Each endpoint can be configured as any type and be either single or double buffered. When the core receives a token from the host, it will look up the EP status and check if there is any buffer ready to send/receive.
The data buffers are fully shared between each end point, the address field of each buffer descriptor has to be filled by the software stack to ensure no conflicts.
To know if/when transfer happens, the core can either generate/queue event in a FIFO or the software can also just poll the EP status fields.
End Point 0 and Control endpoint in general are almost treated like any other endpoint, and you can use control transfer on any endpoint if you wish.
However the hardware does offer a couple of special features to make the software implementation of control transfer easier.
The first one is called the "Control Endpoint Lockout" or CEL for short.
If enabled, any SETUP
packet received by a control endpoint will trigger
the lockout. This will in turn cause any IN
or OUT
transactions on a
control endpoint to be NAKed
to make sure that the soft core / usb stack
has time to properly analyze the received SETUP
packet before sending
any response in case previous buffers for IN
/OUT
were left overs from
aborted transactions. This makes handling error cases much easier.

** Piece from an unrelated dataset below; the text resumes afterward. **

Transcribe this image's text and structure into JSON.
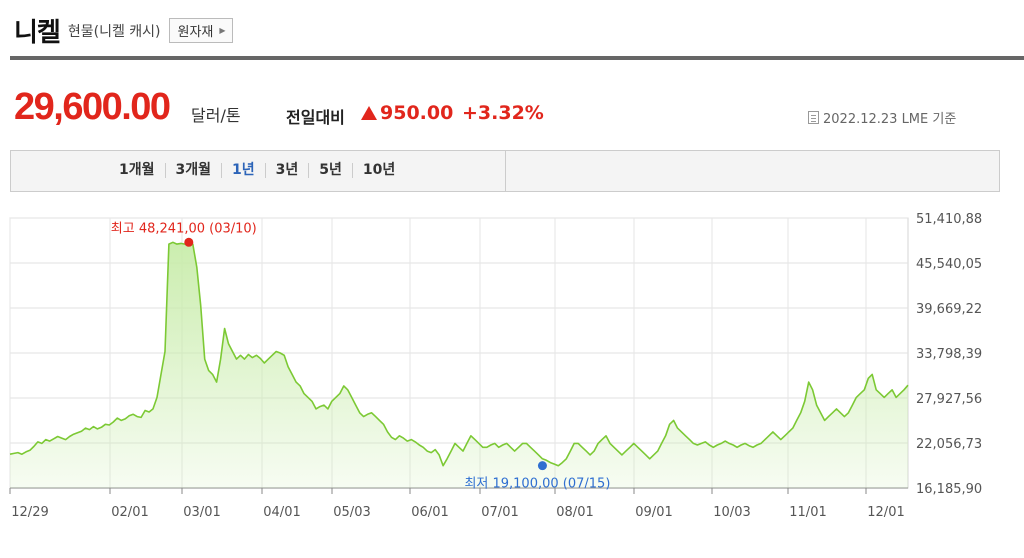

The second feature is a special double buffer mode for control endpoints
where instead of having two buffers alternating, you have two buffers
descriptors, the first one is used for OUT
transactions and the second
one is used for SETUP
transactions. Again, this makes the software stack
implementation a bit easier.
SB_RAM40_4K
Although the core has been developped with the iCE40 in mind, it should be easily portable to other FPGAs as there is very few harware specific blocks inside. (Mostly just the IOs and BRAMs)
usb_phy.v
This module mostly just contains the IO tristate buffers and also a small glitch filter to improve signal quality.
usb_tx_ll.v
This module implements the transmit side of bit stuffing, differential coding, symbol mapping and transmit baudrate timing.
usb_tx_pkt.v
This module handles the sending of packet. Handles adding header, CRC and serializing into a bitstream.
usb_rx_ll.v
This module takes care of receive clock recovery, symbol unmapping, differential decoding and bit-unstuffing. It provides a stream of valid bits to the upstream block along with markers for packet sync and end-of-packet.
usb_rx_pkt.v
This takes the recovered bitstream from the low-level module and reconstructs packet, doing checks along the way (PID check / CRC check).
usb_trans.v
This module is the heart of the USB core. It implements the transaction layer of USB. This means all the diagrams of Chapter 8 of the USB specifications.

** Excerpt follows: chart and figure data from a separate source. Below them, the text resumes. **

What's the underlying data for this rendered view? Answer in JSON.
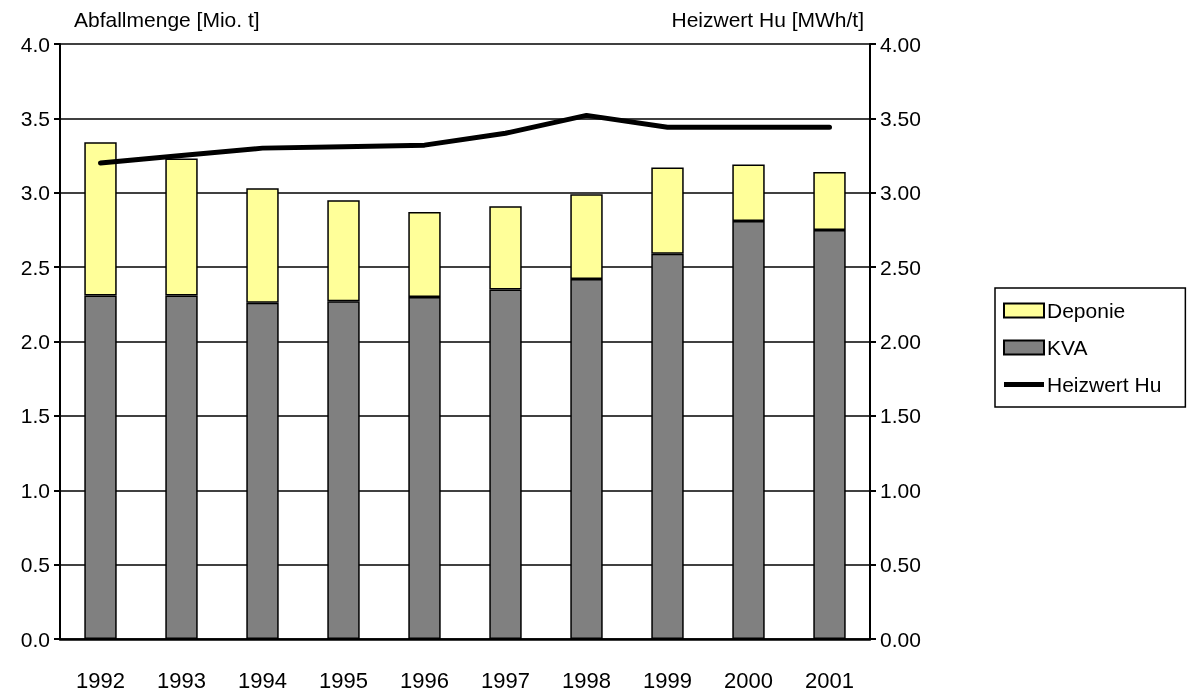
{
  "chart_data": {
    "type": "bar",
    "stacked": true,
    "categories": [
      "1992",
      "1993",
      "1994",
      "1995",
      "1996",
      "1997",
      "1998",
      "1999",
      "2000",
      "2001"
    ],
    "series": [
      {
        "name": "KVA",
        "color": "#808080",
        "values": [
          2.31,
          2.31,
          2.26,
          2.27,
          2.3,
          2.35,
          2.42,
          2.59,
          2.81,
          2.75
        ]
      },
      {
        "name": "Deponie",
        "color": "#ffff99",
        "values": [
          1.03,
          0.92,
          0.77,
          0.68,
          0.57,
          0.56,
          0.57,
          0.58,
          0.38,
          0.39
        ]
      },
      {
        "name": "Heizwert Hu",
        "type": "line",
        "axis": "y2",
        "color": "#000000",
        "values": [
          3.2,
          3.25,
          3.3,
          3.31,
          3.32,
          3.4,
          3.52,
          3.44,
          3.44,
          3.44
        ]
      }
    ],
    "ylabel": "Abfallmenge [Mio. t]",
    "y2label": "Heizwert Hu [MWh/t]",
    "ylim": [
      0,
      4
    ],
    "yticks": [
      {
        "value": 0,
        "label": "0.0"
      },
      {
        "value": 0.5,
        "label": "0.5"
      },
      {
        "value": 1,
        "label": "1.0"
      },
      {
        "value": 1.5,
        "label": "1.5"
      },
      {
        "value": 2,
        "label": "2.0"
      },
      {
        "value": 2.5,
        "label": "2.5"
      },
      {
        "value": 3,
        "label": "3.0"
      },
      {
        "value": 3.5,
        "label": "3.5"
      },
      {
        "value": 4,
        "label": "4.0"
      }
    ],
    "y2lim": [
      0,
      4
    ],
    "y2ticks": [
      {
        "value": 0,
        "label": "0.00"
      },
      {
        "value": 0.5,
        "label": "0.50"
      },
      {
        "value": 1,
        "label": "1.00"
      },
      {
        "value": 1.5,
        "label": "1.50"
      },
      {
        "value": 2,
        "label": "2.00"
      },
      {
        "value": 2.5,
        "label": "2.50"
      },
      {
        "value": 3,
        "label": "3.00"
      },
      {
        "value": 3.5,
        "label": "3.50"
      },
      {
        "value": 4,
        "label": "4.00"
      }
    ],
    "grid": "y",
    "legend": "right",
    "marker": "none",
    "line_style": "solid"
  }
}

Because all the decisions to make are rather complex, this block main logic is implemented using microcode. So you have a very special purpose CPU (see Microcode instructions for its very limited instruction set), surrounded by some helper peripherals to control the TX/RX packets blocks, direct data appropriately and interact with the memory containing all the endpoint buffer descriptors and status information.
usb_ep_status.v
This memory is a BRAM that's used to store all the information about each endpoint (status / buffer descriptors / ... ). Because it needs to be accessed by both the microcode engine and by the softcore, it contains arbitration logic since the iCE40 doesn't suport true-dual-port RAM.
usb_ep_buf.v
This is just a dual-port RAM with different read/write clocks and port width.
Because the synthesis tool isn't yet capable of inferring this optimally, it was written by instanciating the iCE40 RAM primitives manually.
usb.v
This is the module that ties it all together and also implement the few global CSRs along with the wishbone interface.